NEW YORK, New York, October 23, 2006 (ENS) - Worsening drought in Afghanistan means 1.9 million people will need food assistance 200,000 more than predicted in July - according to the United Nations and Afghan government, which launched a joint appeal for a further $43.3 million in humanitarian relief today.

The plea follows an appeal for nearly $76.4 million announced in July. Just over half of that money has been received to date.

UN officials say the initial plan must be extended through the start of the next harvest in April 2007.

"While we are grateful for the generous contributions received thus far, there is an urgent and pressing need to continue assistance to drought and conflict affected communities across Afghanistan," said Secretary-General Kofi Annan's deputy special representative, Ameerah Haq.

Haq urged donor countries "to step forward with pledges that will enable us to provide vital food, and other essential living items as we approach the winter months."

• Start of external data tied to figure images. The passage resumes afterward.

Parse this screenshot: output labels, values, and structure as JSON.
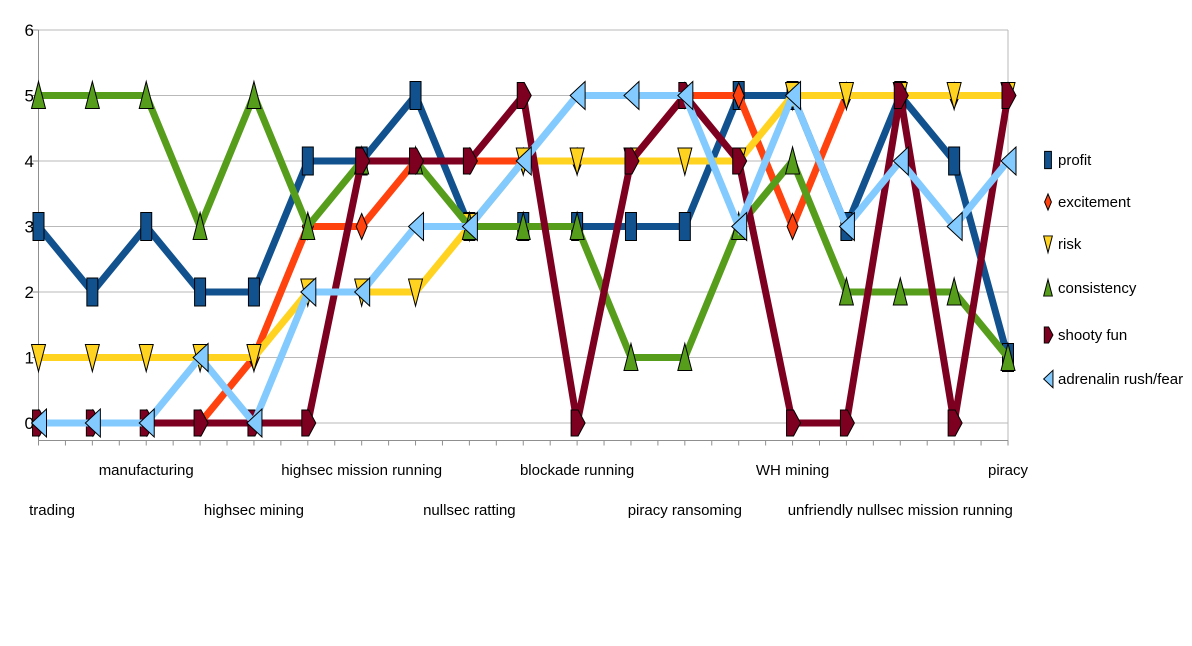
{
  "page": {
    "background": "#ffffff"
  },
  "chart_data": {
    "type": "line",
    "title": "",
    "xlabel": "",
    "ylabel": "",
    "ylim": [
      0,
      6
    ],
    "yticks": [
      0,
      1,
      2,
      3,
      4,
      5,
      6
    ],
    "grid": "horizontal",
    "legend_position": "right",
    "n_points": 19,
    "categories": [
      "trading",
      "",
      "manufacturing",
      "",
      "highsec mining",
      "",
      "highsec mission running",
      "",
      "nullsec ratting",
      "",
      "blockade running",
      "",
      "piracy ransoming",
      "",
      "WH mining",
      "",
      "unfriendly nullsec mission running",
      "",
      "piracy"
    ],
    "series": [
      {
        "name": "profit",
        "color": "#11518E",
        "marker": "rect",
        "values": [
          3,
          2,
          3,
          2,
          2,
          4,
          4,
          5,
          3,
          3,
          3,
          3,
          3,
          5,
          5,
          3,
          5,
          4,
          1
        ]
      },
      {
        "name": "excitement",
        "color": "#FF420E",
        "marker": "diamond",
        "values": [
          0,
          0,
          0,
          0,
          1,
          3,
          3,
          4,
          4,
          4,
          4,
          4,
          5,
          5,
          3,
          5,
          5,
          5,
          5
        ]
      },
      {
        "name": "risk",
        "color": "#FFD320",
        "marker": "triangle-down",
        "values": [
          1,
          1,
          1,
          1,
          1,
          2,
          2,
          2,
          3,
          4,
          4,
          4,
          4,
          4,
          5,
          5,
          5,
          5,
          5
        ]
      },
      {
        "name": "consistency",
        "color": "#579D1C",
        "marker": "triangle-up",
        "values": [
          5,
          5,
          5,
          3,
          5,
          3,
          4,
          4,
          3,
          3,
          3,
          1,
          1,
          3,
          4,
          2,
          2,
          2,
          1
        ]
      },
      {
        "name": "shooty fun",
        "color": "#7E0021",
        "marker": "arrow-right",
        "values": [
          0,
          0,
          0,
          0,
          0,
          0,
          4,
          4,
          4,
          5,
          0,
          4,
          5,
          4,
          0,
          0,
          5,
          0,
          5
        ]
      },
      {
        "name": "adrenalin rush/fear",
        "color": "#83CAFF",
        "marker": "triangle-left",
        "values": [
          0,
          0,
          0,
          1,
          0,
          2,
          2,
          3,
          3,
          4,
          5,
          5,
          5,
          3,
          5,
          3,
          4,
          3,
          4
        ]
      }
    ],
    "style": {
      "grid_color": "#b9b9b9",
      "axis_color": "#8f8f8f",
      "text_color": "#000000",
      "background": "#ffffff"
    }
  }
}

The latest figures are in addition to the 6.5 million of Afghanistan's population of more than 30 million who constantly or seasonally suffer a lack of food.

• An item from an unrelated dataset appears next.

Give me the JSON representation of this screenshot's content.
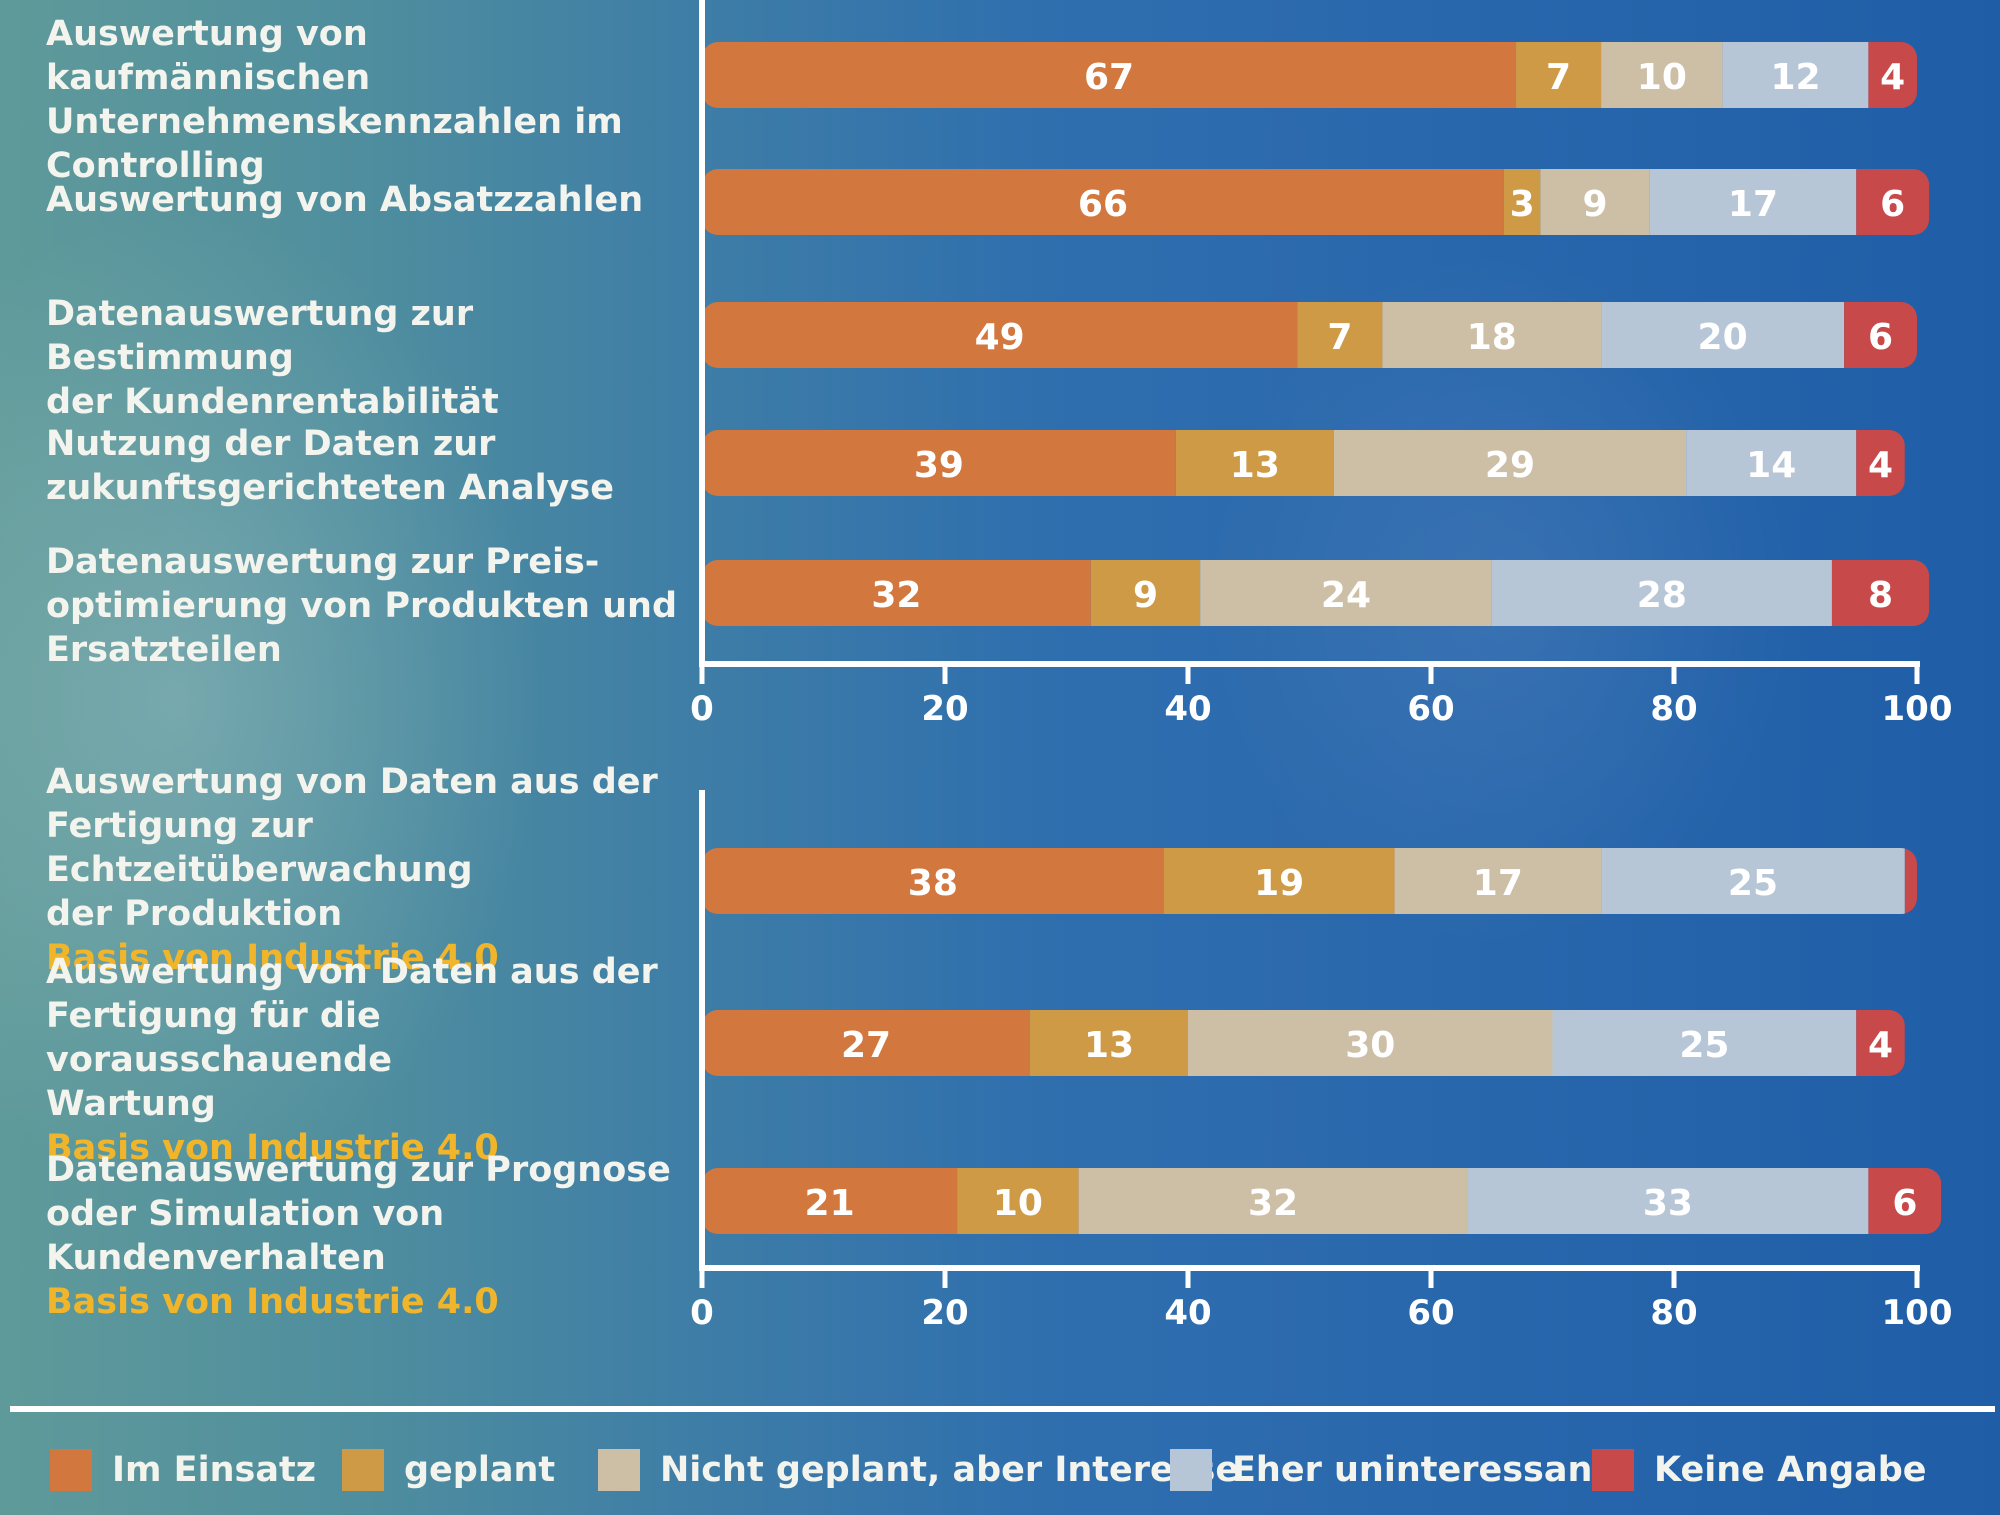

Afghans pick up food rations supplied by the United Nations World Food Programme. (Photo by Richard Lee courtesy WFP)
Afghanistan is still recovering from a devastating drought between 1998 and 2003. Armed conflict between fighters loyal to the ousted Taliban regime and Afghan and international forces has made the effects of the current drought worse, particularly in the country's southern provinces.

The North Atlantic Treaty Organization, NATO, has deployed 31,000 soldiers across the country, and took over command of forces in the southern region July 31.

Today's appeal also includes assistance to an estimated 20,000 families displaced by the recent armed conflict in Uruzgan, Helmand and Kandahar provinces, said the UN, citing the Afghan government.

According to the Swiss charity ACT International, Action by Churches Together, most rain-fed crops, estimated to constitute 85 percent of the cultivated land, have failed. Some 2.5 million people are at risk mainly in the north, west and central regions of Afghanistan.

Agriculture accounts for 52 percent of the impoverished nation's gross domestic product, and wheat comprises 80 percent of cereal production.

Many water sources across Afghanistan have dried up. Due to the reduced availability of fodder, livestock mortality rates have increased and livestock prices have fallen.

Families with no reserves are migrating to other places for work. Women are suffering the most in meeting the needs of their families, and some families are so hard pressed that they see the "bride price" as a means of income and are marrying their daughters off early.

The water shortage could drive more farmers to grow opium poppies, the raw material for heroin, which requires less water than most other crops, such as wheat. The United Nations has estimated opium production will jump 60 percent this year in Afghanistan, a country that already produces more than 90 percent of the world's supplies.

Russia's invasion of Afghanistan in 1979 and subsequent civil wars and droughts over the past 25 years have created the world's largest refugee population with more than six million people fleeing their homes during that time, most of them to neighboring Pakistan and Iran. An estimated 2.6 million Afghans still live in Pakistan.